Mengacu data Bloomberg, selama kuartal IV-2024 hingga data hari ini, capital outflows sudah mencapai US$ 726,1 juta quarter-to-date. Sedangkan sepanjang tahun ini, nilai arus modal asing masuk masih positif meski nilainya mengecil tinggal US$ 2,52 miliar year-to-date.

Sepekan terakhir saja, asing melepas posisi dari aset-aset rupiah senilai US$ 168,5 juta.

Melihat tren sejak 2022 silam, keputusan policy rate oleh Bank Indonesia selama ini lebih banyak dipengaruhi oleh fokus menjaga stabilitas nilai rupiah ketimbang kepentingan mendorong pertumbuhan ekonomi.

Dus, ketika inflasi domestik kini menyentuh level di bawah median target BI tahun ini, belum ada jaminan BI rate akan dipangkas lagi terutama bila sentimen pasar global masih merugikan prospek nilai tukar ke depan. 

Jangka Pendek

Namun, sebagian analis menilai, apa yang menimpa rupiah belakangan di mana pada Oktober lalu kinerjanya ambruk sampai melemah 3,7%, terburuk sejak Maret 2020, telah menjadi puncaknya.

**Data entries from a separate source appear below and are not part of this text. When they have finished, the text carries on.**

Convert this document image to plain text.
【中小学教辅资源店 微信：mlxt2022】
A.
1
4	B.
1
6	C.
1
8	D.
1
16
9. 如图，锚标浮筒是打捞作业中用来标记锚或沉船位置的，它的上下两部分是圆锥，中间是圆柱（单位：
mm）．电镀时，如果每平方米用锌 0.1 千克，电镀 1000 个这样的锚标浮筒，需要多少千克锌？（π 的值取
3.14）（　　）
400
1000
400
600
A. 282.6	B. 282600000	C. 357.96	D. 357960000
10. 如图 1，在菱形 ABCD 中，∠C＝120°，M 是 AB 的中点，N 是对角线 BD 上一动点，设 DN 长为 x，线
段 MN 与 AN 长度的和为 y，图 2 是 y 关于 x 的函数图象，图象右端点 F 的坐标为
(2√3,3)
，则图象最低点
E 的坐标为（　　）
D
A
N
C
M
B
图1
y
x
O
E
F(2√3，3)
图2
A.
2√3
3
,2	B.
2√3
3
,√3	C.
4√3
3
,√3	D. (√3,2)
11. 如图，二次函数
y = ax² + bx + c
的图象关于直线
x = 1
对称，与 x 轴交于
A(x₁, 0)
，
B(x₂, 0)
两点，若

Secara musiman, rupiah berpeluang bangkit di pengujung tahun. Menilik kinerja historis, rupiah selalu menguat rata-rata sebesar 1,2% setiap bulan Desember dalam lima tahun terakhir.

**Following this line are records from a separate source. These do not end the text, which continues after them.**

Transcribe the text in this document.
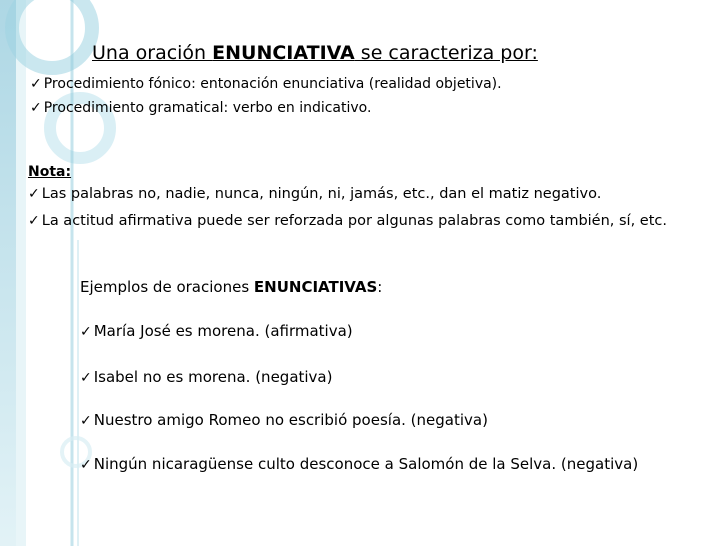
Una oración ENUNCIATIVA se caracteriza por:
✓ Procedimiento fónico: entonación enunciativa (realidad objetiva).
✓ Procedimiento gramatical: verbo en indicativo.
Nota:
✓ Las palabras no, nadie, nunca, ningún, ni, jamás, etc., dan el matiz negativo.
✓ La actitud afirmativa puede ser reforzada por algunas palabras como también, sí, etc.
Ejemplos de oraciones ENUNCIATIVAS:
✓ María José es morena. (afirmativa)
✓ Isabel no es morena. (negativa)
✓ Nuestro amigo Romeo no escribió poesía. (negativa)
✓ Ningún nicaragüense culto desconoce a Salomón de la Selva. (negativa)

Arus masuk modal asing akan meningkat di ujung tahun sejalan dengan langkah para pengelola dana menata lagi isi portofolio investasi mereka.

Analisis yang dilontarkan oleh Bank Mandiri memprediksi, nilai rupiah terhadap dolar AS berpotensi ambles dalam jangka pendek, sebulan ke depan, menyentuh Rp15.850/US$ sebelum akhirnya rebound di akhir tahun.

Saat ini sentimen jangka pendek mendominasi pergerakan rupiah, menurut Reny Eka Putri, Ekonom Senior Bank Mandiri dilansir dari Bloomberg.

Namun, volatilitas diperkirakan mereda, berkaca pada keterpilihan Trump pada 2020 yang butuh waktu sekitar dua bulan. Alhasil, rupiah berpotensi rebound, juga ketika The Fed memangkas bunga acuan pekan ini.

Sementara analis asing melihat, meski kondisi domestik Indonesia cukup baik dan memberi dukungan positif, akan tetapi faktor eksternal masih membuat mata uang rupiah sulit mendapatkan keuntungan.

"Dengan latar belalang eksternal yang ditentukan oleh sentimen pasar nan kurang agresif, pelonggaran oleh The Fed dan sentimen China yang memburuk menciptakan lingkungan yang sulit bagi mata uang negara berkembang untuk berkinerja baik," kata Brendan McKenna, Strategist Wells Fargo, yang memprediksi nilai rupiah akan diperdagangkan di kisaran Rp15.750/US$ di akhir tahun ini.